Vivemos tempos de exceção, de uma “tempestade perfeita”, entre a guerra na Europa, a pressão económica, uma crise sanitária que persiste e a fúria da natureza sempre sábia. Mas também vivemos dias extraordinários, em que a tecnologia se uniu ao Homem, a ciência e a medicina trouxeram esperança e as novas gerações levantam vozes e colocam o dedo nas feridas da discriminação e do estigma.
Neste início de 2023, colocámos o desafio a vários líderes: Que mundo queremos ter? Qual o caminho para um novo renascimento? Que lideranças precisamos? Como nos reerguemos do caos?
António Camara, Professor e investigador no CENSE (Center for Environmental and Sustainability Research) – FCT Nova e fundador da Aromni and TUGA Innovations, responde.
Uma consola do futuro
Os media do futuro podem ser imaginados como parte de uma “consola” tridimensional. Essa consola vai permitir que viajemos, utilizando a voz ou gestos, por temas. Poderemos explorar cada tema, por subtemas referenciados no espaço e no tempo.
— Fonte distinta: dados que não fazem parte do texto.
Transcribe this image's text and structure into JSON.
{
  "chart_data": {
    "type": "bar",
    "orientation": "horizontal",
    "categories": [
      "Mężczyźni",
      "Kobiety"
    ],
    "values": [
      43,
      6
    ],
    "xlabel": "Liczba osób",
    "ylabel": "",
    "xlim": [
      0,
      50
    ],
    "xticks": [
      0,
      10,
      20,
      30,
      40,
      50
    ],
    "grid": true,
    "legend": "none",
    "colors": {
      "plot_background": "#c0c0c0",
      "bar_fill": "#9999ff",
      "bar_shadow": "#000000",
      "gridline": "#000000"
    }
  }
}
Legenda: trabalho experimental desenvolvido pela Aromni para o Sport Lisboa e Benfica
A unidade atómica será a “peça”: um clipe de vídeo imersivo ou uma cena sintética em realidade virtual. Estas peças terão descrições verbais que alimentarão modelos de linguagem natural de grande dimensão, utilizados em inteligência artificial generativa. As peças sobre o Mundo Real serão colocadas como “post-its virtuais” no local a que reportam para consulta em realidade aumentada.
Os media do futuro serão, como no presente, gerados por órgãos de comunicação, instituições publicas e privadas e todos nós. Serão uma dimensão virtual aumentando o Mundo Real. Vão também incluir mundos virtuais ficcionados.
Poderemos argumentar que a relação entre o Mundo Real e os media do futuro é semelhante à que existe entre a mensagem e o mensageiro. O que pode fazer uma consola para combater as mudanças climáticas globais, acabar com a guerra entre países, ou desenvolver regiões?
A consola será uma janela que mostrará, a diferentes escalas, os prováveis impactos das mudanças globais e o que teremos de fazer para os minimizar. Não acabará certamente com as guerras, mas contribuirá para, realçando, o seu horror, que se procurem soluções.
2023 será especialmente relevante porque a visão que propus para os media do futuro será realizável conjugando as capacidades dos seres humanos com a ajuda das máquinas que as permitem aumentar.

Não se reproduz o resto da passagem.